O dólar à vista encerrou a última sessão de 2025 em forte baixa, ajudado pelo fim da demanda de remessas de lucros e dividendos de empresas para o exterior, e reagindo aos novos dados de emprego, que mostraram um mercado de trabalho ainda resiliente no país.

A taxa de desemprego em novembro (5,2%) renovou sua mínima histórica, enquanto o Caged contrariou as expectativas de desaceleração, com 85,8 mil empregos gerados no mês passado, praticamente estável em relação ao resultado de outubro.

Esse cenário deve levar o Copom a manter a Selic em 15% por mais tempo, o que favorece o ‘carry trade’, atraindo fluxo de capital externo e enfraquecendo o dólar diante do real.

O dólar à vista fechou em baixa de 1,43%, a R$ 5,4890, após oscilar entre R$ 5,4840 e R$ 5,5430. A moeda caiu 0,77% na semana, acumulou alta de 2,89% em dezembro e recuou 11,18% em 2025.

A taxa Ptax fechou em baixa de 1,28%, a R$ 5,5024, subiu 3,16% em dezembro, mas recuou 11,14% no ano. Às 17h03, o dólar futuro para fevereiro caía 1,48%, a R$ 5,5295.

Lá fora, o índice DXY subia 0,21%, para 98,241 pontos.
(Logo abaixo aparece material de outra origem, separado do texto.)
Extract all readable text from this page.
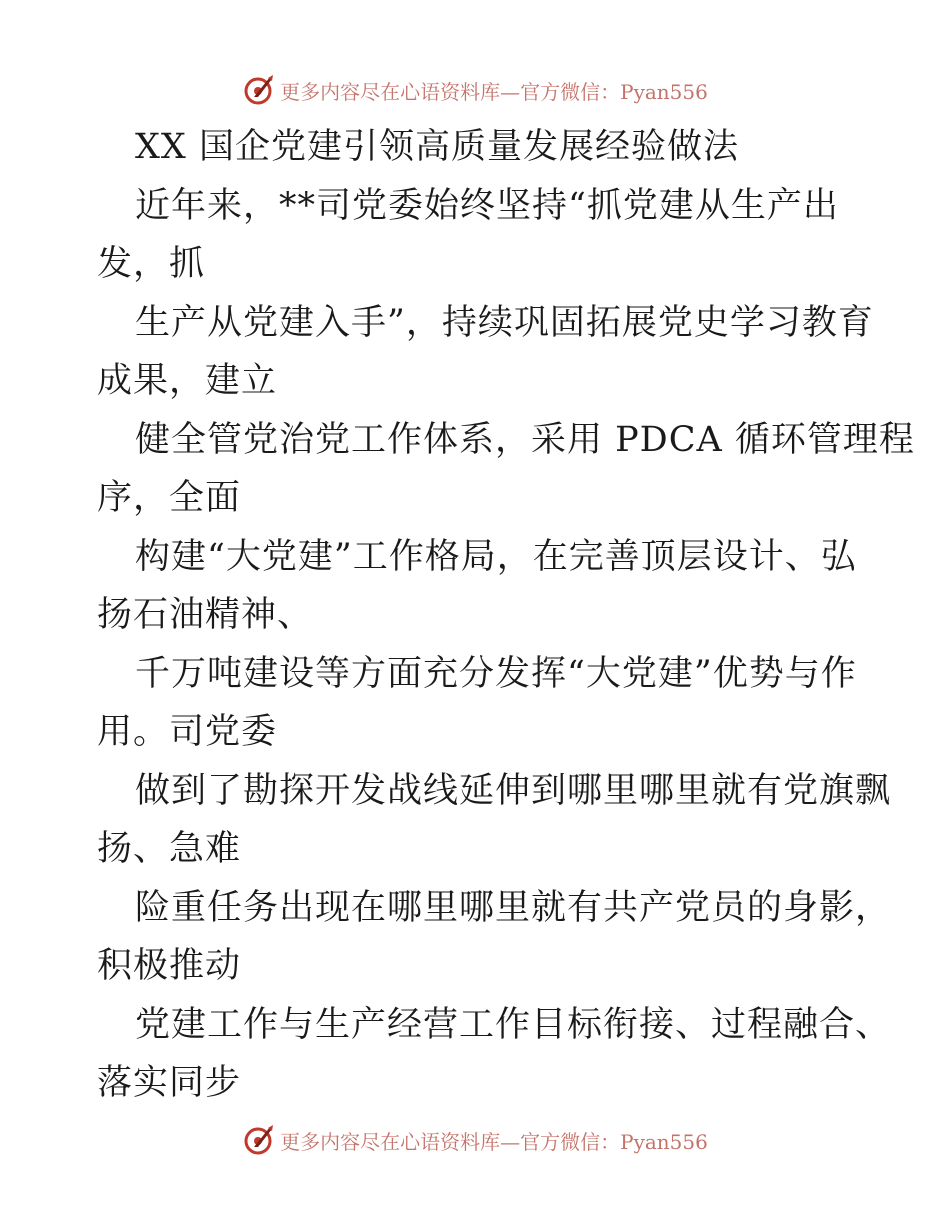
更多内容尽在心语资料库—官方微信：Pyan556
XX 国企党建引领高质量发展经验做法
近年来，**司党委始终坚持“抓党建从生产出
发，抓
生产从党建入手”，持续巩固拓展党史学习教育
成果，建立
健全管党治党工作体系，采用 PDCA 循环管理程
序，全面
构建“大党建”工作格局，在完善顶层设计、弘
扬石油精神、
千万吨建设等方面充分发挥“大党建”优势与作
用。司党委
做到了勘探开发战线延伸到哪里哪里就有党旗飘
扬、急难
险重任务出现在哪里哪里就有共产党员的身影，
积极推动
党建工作与生产经营工作目标衔接、过程融合、
落实同步
更多内容尽在心语资料库—官方微信：Pyan556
O euro recuava 0,22%, a US$ 1,1745. E a libra caía 0,30%, a US$ 1,3465.

Ouro sobe e atinge ganho próximo de 66% no ano, melhor desempenho desde 1979

Os contratos futuros do ouro apresentaram recuperação nesta terça-feira, após a forte queda de ontem, com os investidores voltando a focar nos riscos geopolíticos e econômicos.
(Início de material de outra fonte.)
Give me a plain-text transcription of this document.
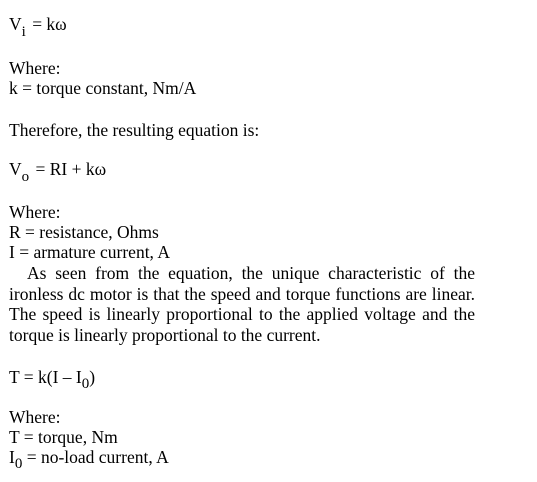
Vi = kω
Where:
k = torque constant, Nm/A
Therefore, the resulting equation is:
Vo = RI + kω
Where:
R = resistance, Ohms
I = armature current, A
As seen from the equation, the unique characteristic of the ironless dc motor is that the speed and torque functions are linear. The speed is linearly proportional to the applied voltage and the torque is linearly proportional to the current.
T = k(I – I0)
Where:
T = torque, Nm
I0 = no-load current, A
O contrato do metal precioso para fevereiro fechou em alta de 0,98% na Comex, cotado a US$ 4.386,30 por onça-troy. No ano, a valorização é de aproximadamente 66%, representando o melhor desempenho desde 1979, impulsionado por uma combinação de fatores, incluindo redução das taxas de juros, conflitos entre países, compras robustas por bancos centrais e fluxos para ETFs lastreados no produto.

As atenções do mercado estão todas voltadas agora para a ata do Fed, que será divulgada logo mais, com detalhes da reunião de dezembro. Os investidores preveem dois cortes nas taxas de juros no próximo ano, um cenário que poderia manter o ouro, um ativo que não gera rendimentos, em alta.